The Government’s Ultra-Fast Broadband (UFB) programme is nearly complete, with Communications Minister Simon Bridge reporting it’s 75% finished.
Bridges says this is a great step towards a future focused country, with homes and businesses getting fibre access.
“This is a fantastic milestone which means that more than 1,132,000 households and businesses now have access to fibre. At four per cent ahead of schedule, the build is now complete in 22 cities and towns across New Zealand.”
Alongside the Rural Broadband Initiative, Bridges says the UFB programme is a huge infrastructure development.
“Combined with the Rural Broadband Initiative, the UFB programme is one of the biggest infrastructure projects ever undertaken in New Zealand so it’s great to see the rollout progressing so well.”
The Government set out with a goal to give 85% of New Zealanders access to fibre by the end of 2024. Bridges says this investments intends to drive better access and faster internet and so far they’re making it work.
“The Report shows that in the first quarter of 2017, New Zealand’s average broadband speed increased to 14.7 Megabits per second (Mbps) – a significant leap of 40 per cent in the last year.”

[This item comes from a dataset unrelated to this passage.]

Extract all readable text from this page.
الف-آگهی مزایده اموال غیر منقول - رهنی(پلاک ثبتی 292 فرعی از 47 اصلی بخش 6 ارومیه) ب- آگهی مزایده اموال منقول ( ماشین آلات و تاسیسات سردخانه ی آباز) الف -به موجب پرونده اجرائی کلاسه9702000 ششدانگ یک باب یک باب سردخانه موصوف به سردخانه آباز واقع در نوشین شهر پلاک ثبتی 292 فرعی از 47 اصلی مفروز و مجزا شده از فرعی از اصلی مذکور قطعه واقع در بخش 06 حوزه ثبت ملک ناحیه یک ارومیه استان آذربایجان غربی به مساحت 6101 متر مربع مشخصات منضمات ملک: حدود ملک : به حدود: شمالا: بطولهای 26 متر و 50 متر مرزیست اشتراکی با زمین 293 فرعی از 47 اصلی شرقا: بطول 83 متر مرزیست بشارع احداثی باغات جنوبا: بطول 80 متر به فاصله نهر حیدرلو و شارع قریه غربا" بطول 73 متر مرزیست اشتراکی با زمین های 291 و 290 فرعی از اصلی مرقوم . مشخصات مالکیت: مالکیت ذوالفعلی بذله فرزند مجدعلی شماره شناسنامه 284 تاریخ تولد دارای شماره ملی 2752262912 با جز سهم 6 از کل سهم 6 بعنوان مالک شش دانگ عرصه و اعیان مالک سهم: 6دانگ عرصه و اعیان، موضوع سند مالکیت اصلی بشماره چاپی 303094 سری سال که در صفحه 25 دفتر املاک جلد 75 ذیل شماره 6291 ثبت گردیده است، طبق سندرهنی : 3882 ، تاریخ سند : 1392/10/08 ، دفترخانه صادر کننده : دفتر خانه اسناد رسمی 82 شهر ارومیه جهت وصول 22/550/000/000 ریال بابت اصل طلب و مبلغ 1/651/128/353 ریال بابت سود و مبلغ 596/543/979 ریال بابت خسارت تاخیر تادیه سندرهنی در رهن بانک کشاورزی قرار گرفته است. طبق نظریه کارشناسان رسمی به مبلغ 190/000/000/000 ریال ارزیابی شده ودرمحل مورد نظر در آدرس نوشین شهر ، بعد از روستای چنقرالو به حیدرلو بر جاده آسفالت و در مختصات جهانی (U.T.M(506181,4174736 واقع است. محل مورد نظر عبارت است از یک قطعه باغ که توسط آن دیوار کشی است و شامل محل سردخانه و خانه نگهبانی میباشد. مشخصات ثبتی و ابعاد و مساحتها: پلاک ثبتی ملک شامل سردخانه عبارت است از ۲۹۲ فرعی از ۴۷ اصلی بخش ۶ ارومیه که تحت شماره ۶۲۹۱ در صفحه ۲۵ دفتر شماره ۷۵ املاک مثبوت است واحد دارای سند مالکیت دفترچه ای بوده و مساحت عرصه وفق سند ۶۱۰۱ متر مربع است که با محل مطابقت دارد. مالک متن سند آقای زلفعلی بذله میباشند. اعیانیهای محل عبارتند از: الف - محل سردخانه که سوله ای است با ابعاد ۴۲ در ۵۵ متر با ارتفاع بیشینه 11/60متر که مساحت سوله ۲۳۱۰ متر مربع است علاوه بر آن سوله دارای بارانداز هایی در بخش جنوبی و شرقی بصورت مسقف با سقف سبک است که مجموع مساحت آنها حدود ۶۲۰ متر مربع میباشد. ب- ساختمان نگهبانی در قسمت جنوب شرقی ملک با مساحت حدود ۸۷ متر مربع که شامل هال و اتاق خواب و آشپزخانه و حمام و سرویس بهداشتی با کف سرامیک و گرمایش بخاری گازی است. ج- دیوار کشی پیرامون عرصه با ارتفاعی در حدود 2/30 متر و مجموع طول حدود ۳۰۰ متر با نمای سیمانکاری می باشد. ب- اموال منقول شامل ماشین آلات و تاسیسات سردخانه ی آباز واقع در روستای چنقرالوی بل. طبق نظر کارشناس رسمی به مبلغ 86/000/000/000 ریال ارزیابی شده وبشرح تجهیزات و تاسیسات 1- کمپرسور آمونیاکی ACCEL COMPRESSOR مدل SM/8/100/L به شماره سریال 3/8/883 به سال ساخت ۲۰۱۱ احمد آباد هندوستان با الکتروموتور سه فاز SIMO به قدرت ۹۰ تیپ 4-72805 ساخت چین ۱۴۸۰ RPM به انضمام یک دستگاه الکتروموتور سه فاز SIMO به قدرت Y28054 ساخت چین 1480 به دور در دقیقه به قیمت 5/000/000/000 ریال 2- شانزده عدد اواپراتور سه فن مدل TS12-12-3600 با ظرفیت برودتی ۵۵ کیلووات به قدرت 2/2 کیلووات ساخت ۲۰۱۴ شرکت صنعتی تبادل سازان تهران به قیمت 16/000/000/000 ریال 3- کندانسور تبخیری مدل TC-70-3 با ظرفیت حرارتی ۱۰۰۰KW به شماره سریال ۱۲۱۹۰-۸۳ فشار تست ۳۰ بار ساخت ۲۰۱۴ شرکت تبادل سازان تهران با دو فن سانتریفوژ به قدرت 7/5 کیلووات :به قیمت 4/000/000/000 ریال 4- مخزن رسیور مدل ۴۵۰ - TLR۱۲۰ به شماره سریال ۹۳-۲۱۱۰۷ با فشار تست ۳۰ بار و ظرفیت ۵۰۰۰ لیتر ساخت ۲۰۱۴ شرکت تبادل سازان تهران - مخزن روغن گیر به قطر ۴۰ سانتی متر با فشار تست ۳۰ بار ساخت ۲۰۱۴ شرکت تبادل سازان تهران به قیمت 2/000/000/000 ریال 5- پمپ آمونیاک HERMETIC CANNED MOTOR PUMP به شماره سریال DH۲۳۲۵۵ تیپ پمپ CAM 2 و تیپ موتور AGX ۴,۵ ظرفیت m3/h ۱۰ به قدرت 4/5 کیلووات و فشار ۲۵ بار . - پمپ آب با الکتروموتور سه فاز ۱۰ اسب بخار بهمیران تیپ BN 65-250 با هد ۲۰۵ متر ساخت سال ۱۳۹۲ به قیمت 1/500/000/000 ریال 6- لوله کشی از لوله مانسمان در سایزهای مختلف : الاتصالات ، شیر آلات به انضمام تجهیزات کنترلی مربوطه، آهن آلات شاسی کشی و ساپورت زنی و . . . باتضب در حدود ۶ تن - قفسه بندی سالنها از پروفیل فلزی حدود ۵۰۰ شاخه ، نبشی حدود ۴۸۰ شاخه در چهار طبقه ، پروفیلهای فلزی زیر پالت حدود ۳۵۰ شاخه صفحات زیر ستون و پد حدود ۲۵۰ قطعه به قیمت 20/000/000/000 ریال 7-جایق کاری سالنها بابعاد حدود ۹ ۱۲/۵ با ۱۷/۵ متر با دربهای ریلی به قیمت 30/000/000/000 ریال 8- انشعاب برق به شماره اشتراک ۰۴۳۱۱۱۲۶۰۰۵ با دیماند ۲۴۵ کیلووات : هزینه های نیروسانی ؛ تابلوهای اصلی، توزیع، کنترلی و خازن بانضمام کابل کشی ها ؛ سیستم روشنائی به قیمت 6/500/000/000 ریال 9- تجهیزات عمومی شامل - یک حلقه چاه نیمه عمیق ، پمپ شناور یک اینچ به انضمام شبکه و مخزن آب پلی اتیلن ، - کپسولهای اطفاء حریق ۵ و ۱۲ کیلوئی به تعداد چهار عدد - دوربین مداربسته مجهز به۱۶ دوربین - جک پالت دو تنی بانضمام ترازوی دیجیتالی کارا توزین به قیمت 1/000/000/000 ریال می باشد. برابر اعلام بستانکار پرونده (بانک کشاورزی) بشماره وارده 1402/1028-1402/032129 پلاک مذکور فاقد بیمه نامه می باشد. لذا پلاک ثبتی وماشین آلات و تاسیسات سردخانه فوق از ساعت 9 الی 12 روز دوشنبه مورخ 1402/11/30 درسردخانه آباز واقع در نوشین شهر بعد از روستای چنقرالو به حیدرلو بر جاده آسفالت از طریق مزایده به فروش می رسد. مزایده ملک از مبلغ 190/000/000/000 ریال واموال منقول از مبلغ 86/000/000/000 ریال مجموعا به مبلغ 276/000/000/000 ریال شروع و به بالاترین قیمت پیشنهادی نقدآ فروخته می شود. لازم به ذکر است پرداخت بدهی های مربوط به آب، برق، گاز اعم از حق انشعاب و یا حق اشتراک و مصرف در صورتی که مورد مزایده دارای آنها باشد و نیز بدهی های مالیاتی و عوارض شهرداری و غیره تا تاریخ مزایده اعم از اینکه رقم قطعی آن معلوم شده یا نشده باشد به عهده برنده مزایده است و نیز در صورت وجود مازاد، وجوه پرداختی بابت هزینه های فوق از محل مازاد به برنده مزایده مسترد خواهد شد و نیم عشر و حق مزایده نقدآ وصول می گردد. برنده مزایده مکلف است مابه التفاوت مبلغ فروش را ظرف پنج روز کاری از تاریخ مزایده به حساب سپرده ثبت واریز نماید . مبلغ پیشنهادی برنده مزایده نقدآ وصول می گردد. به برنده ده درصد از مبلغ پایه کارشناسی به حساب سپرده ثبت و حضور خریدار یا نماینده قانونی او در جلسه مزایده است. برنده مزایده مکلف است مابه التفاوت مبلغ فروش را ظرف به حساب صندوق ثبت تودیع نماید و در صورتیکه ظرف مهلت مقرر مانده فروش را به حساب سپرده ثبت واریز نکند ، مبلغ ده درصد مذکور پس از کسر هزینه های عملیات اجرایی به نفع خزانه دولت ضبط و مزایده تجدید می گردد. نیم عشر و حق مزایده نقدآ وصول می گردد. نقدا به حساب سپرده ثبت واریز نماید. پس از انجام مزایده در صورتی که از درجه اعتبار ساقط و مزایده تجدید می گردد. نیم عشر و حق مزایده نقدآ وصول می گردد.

Even New Zealand’s mobile broadband users are getting faster speeds, which is putting Aotearoa on the map in terms of global connectivity, says Bridges.
“In addition, it found that mobile broadband users in New Zealand enjoy average speeds of around 13 Mbps. This means we’re tied for third fastest in the Asia Pacific region, and puts New Zealand alongside other global connectivity leaders such as Japan and South Korea.”
The possible benefits to the economy, education and quality of life are important enough, let alone the connectivity advantages UFB offers, says Bridges.
“It’s great to see our country rising in the global broadband speed rankings, as New Zealanders continue to benefit from the rollout of faster broadband.
“Access to faster internet carries numerous benefits for people, businesses and communities right across New Zealand, allowing them to connect to each other and to the rest of the world.”
A goal of 99% if Kiwis having access to peak download speeds of 50mbps or better hopes to be reached by 2025.